"At dawn they'll see our tracks."
Dawn broke, and we were rising a slope of sand-drift, with acres of naked rock ahead of us.
"Haw!" said Curly, leading me to the left until we entered the rock field. "Gee," she called, and we crossed the rocks to the right. "Follow the rocks—shy wide of any sand." I followed for a mile, until a little hill shut off the route we had come by. "Dismount," she said, and I stepped down by the edge of the sands. She made me take the saddle blankets, the oilskin coats, and a serape (Mexican blanket), and make a pathway of them across the sand, on which she rode, leading my horse, while I renewed the track in front of her for a couple of hundred feet. So we left horse sign on the sand which looked a whole fortnight old. Then, gathering the clothes, I mounted, and we curved away among sandhills for half an hour, sailing along at a lope until we came to a patch of gramma grass. "Let the hawsses graze," said Curly, and sat side-saddle, resting while she smoked a cigarette.
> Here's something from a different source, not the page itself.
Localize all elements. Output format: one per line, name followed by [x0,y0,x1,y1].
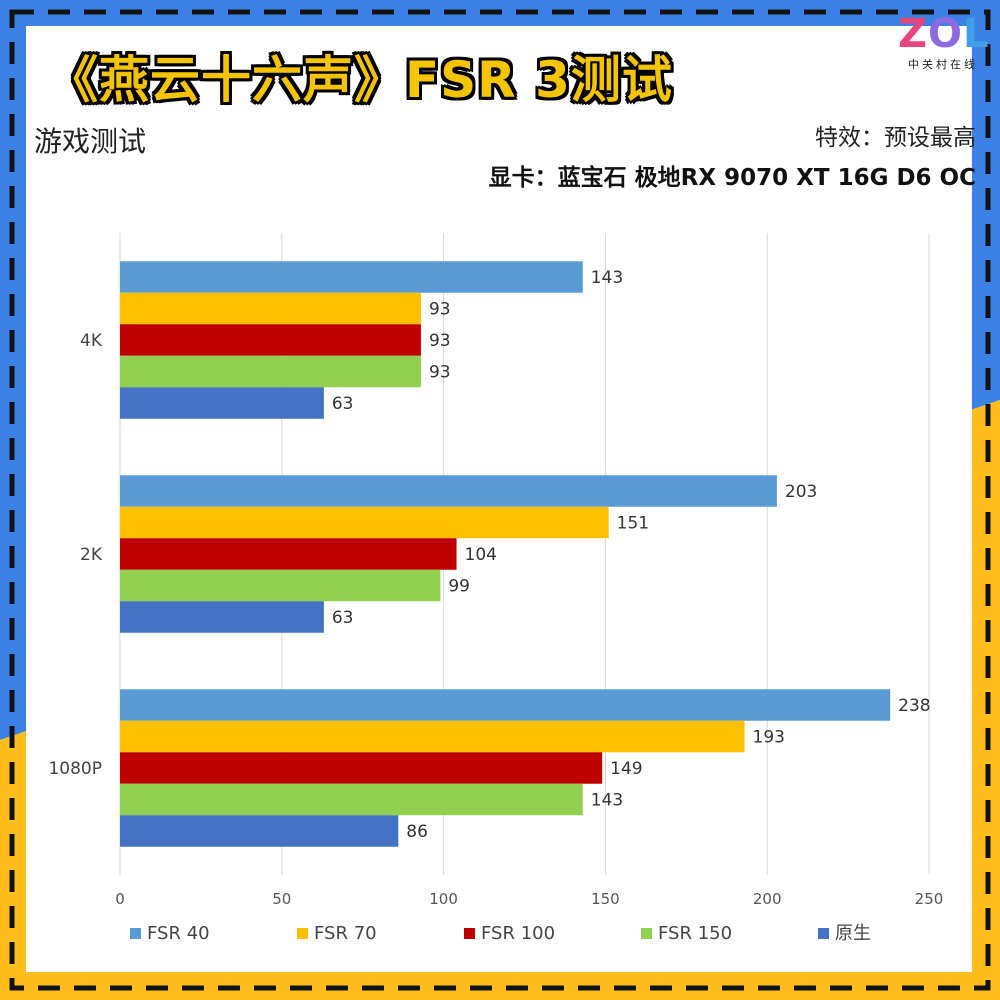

I did the same, and the tracks we left now were those of grazing horses, not those of travellers. Then I resaddled, and all set, we rode off again to the north. The frost had spoiled our scent; the blanket play and grazing play had sure discouraged trackers.
"Curly," says I, "you heap big Injun!"
"I lil' small robber," she answered, "givin' away trade secrets."
A few miles northward we circled up beyond a ridge of hills, to a good look-out point. From there we could see the Marshal's posse small as ants in the distance, ranging around on the rock flat, from whence they presently crawled off south, looking a lot subdued. Then I unsaddled, while Curly killed out a few centipedes, scorpions, rattlers, and other local vermin, to make our sleep comfy under the rocks.
At noon, when the heat awoke us, we rode on to Texas Bob's big spring, reaching his camp by sundown. There we made up for lost meals by taking in four at once. Mrs. Bob gave us jerked beef, spiced bread and coffee; her wild range kids rubbed down our horses, watered them and fed; the old gentleman himself poured in his best advice until Curly crept off to sleep. As for me, I felt good, sitting there in the hut of cactus sticks watching the gold grass slowly change to grey, and great big stars come out above the hills.
The long hair lay like silver around the old man's shoulders; the white beard, pointed short, wagged over his deerskin shirt; his kind eyes wrinkled with fun, and all his words were wisdom absolute. I reckon he's the wisest man in all the southern desert, and when I told him the things I ought not to have done, he showed me better how to act in future.
"Stealin' a womern," says he, "is different from stealin' hawsses. You can make the hawsses forget theyr home range in a month, but a womern will sure break fences to quit back to the man she wants. This Curly will run to her mate, and whar they graze there ain't room for you in the pasture. The good Book says: 'No man shall put them asunder,' and the rules of Right and Wrong ain't got exceptions. Don't you try to steal Curly."
In all my life I never needed a friend so much as I did that night, but when Curly and I hit the trail the old scout reached me his hand.